Though MISA and TADA have been repealed, COFEPOSA continues to be
operative along with other similar laws such as the National Security
Act (NSA) 1980, the Prevention of Blackmarketing and Maintenance of
Essential Commodities Act 1980 and the draconian Prevention of Terrorism
Act (POTA) 2002; not to mention laws with similar provisions enacted by
the State governments.It is unbelievable that our Constitution
allows the government to pass preventive detention laws against its own
citizens in the name of national security and “maintenance of public
order” as per Entry 9 of List I and Entry 3 of List III of the
Constitution. Assuming that the situation in the country at the time of
Independence warranted such legislation, there is still no compelling
wisdom in allowing these laws to continue particularly when the
circumstances identified in the aforementioned Entries do not exist
today.Normally before a preventive detention
case is brought before the High Court, a three member Advisory Board
headed by a sitting High Court Judge is constituted by the government to
examine whether the detention is justified or not. Surprisingly, the
proceedings of the Board are confidential except for that part of the
report which expresses the opinion of the Board. But what is more
appalling is the denial of the detenu’s fundamental right to be
represented by a professional lawyer before the Board. This is a blatant
violation of human rights and goes against Article 22(1) of the
Constitution, which says “No person who is arrested shall be detained in
custody without being informed, as soon as may be, of the grounds for
such arrest nor shall he be denied the right to consult, and to be
defended by a legal practitioner of his choice.” Thus in a majority of
cases the Advisory Board upholds the detention due to lack of proper
legal representation on behalf of the detenu.It takes up to six months or sometimes
even more before a habeas corpus petition is filed and taken up by the
High Court, and till such time the detenu languishes in prison under
extremely trying conditions.
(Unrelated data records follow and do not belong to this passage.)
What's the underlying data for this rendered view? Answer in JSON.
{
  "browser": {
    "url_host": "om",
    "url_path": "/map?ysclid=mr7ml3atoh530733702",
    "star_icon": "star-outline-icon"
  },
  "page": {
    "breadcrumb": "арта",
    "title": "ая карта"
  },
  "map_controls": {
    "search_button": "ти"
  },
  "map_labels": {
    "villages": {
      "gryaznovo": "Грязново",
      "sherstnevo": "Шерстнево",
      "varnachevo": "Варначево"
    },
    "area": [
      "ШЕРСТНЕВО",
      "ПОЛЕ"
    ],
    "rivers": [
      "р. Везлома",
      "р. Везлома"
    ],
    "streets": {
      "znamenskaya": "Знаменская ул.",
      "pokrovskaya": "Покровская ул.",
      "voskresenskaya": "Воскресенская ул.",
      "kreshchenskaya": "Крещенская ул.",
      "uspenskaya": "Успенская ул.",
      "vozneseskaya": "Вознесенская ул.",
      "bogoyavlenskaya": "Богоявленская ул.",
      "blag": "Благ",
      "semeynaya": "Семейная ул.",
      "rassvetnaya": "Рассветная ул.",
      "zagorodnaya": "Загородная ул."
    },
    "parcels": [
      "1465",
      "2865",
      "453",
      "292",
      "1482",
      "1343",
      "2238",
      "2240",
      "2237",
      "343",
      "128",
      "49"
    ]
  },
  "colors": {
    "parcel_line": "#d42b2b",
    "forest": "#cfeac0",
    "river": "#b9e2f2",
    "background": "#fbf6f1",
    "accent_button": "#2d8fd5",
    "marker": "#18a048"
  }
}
No wonder, as per the NHRC report released
in May last year, out of a total of 3,04,893 prisoners in India,
2,25,817 are awaiting trial. In other words, more than 74 per cent of
the total prison population are undertrials. It is therefore clear that
preventive detention is harmful to a secular democracy like India as it
is extremely prejudicial to personal liberty. As the existing laws are
more than sufficient to deal with any offence, the government must
seriously consider abolishing all preventive detention laws which have
consistently exposed not only the shabby investigative skills of the
sponsoring authority, but also their illogical and mechanical
application by the detaining authority.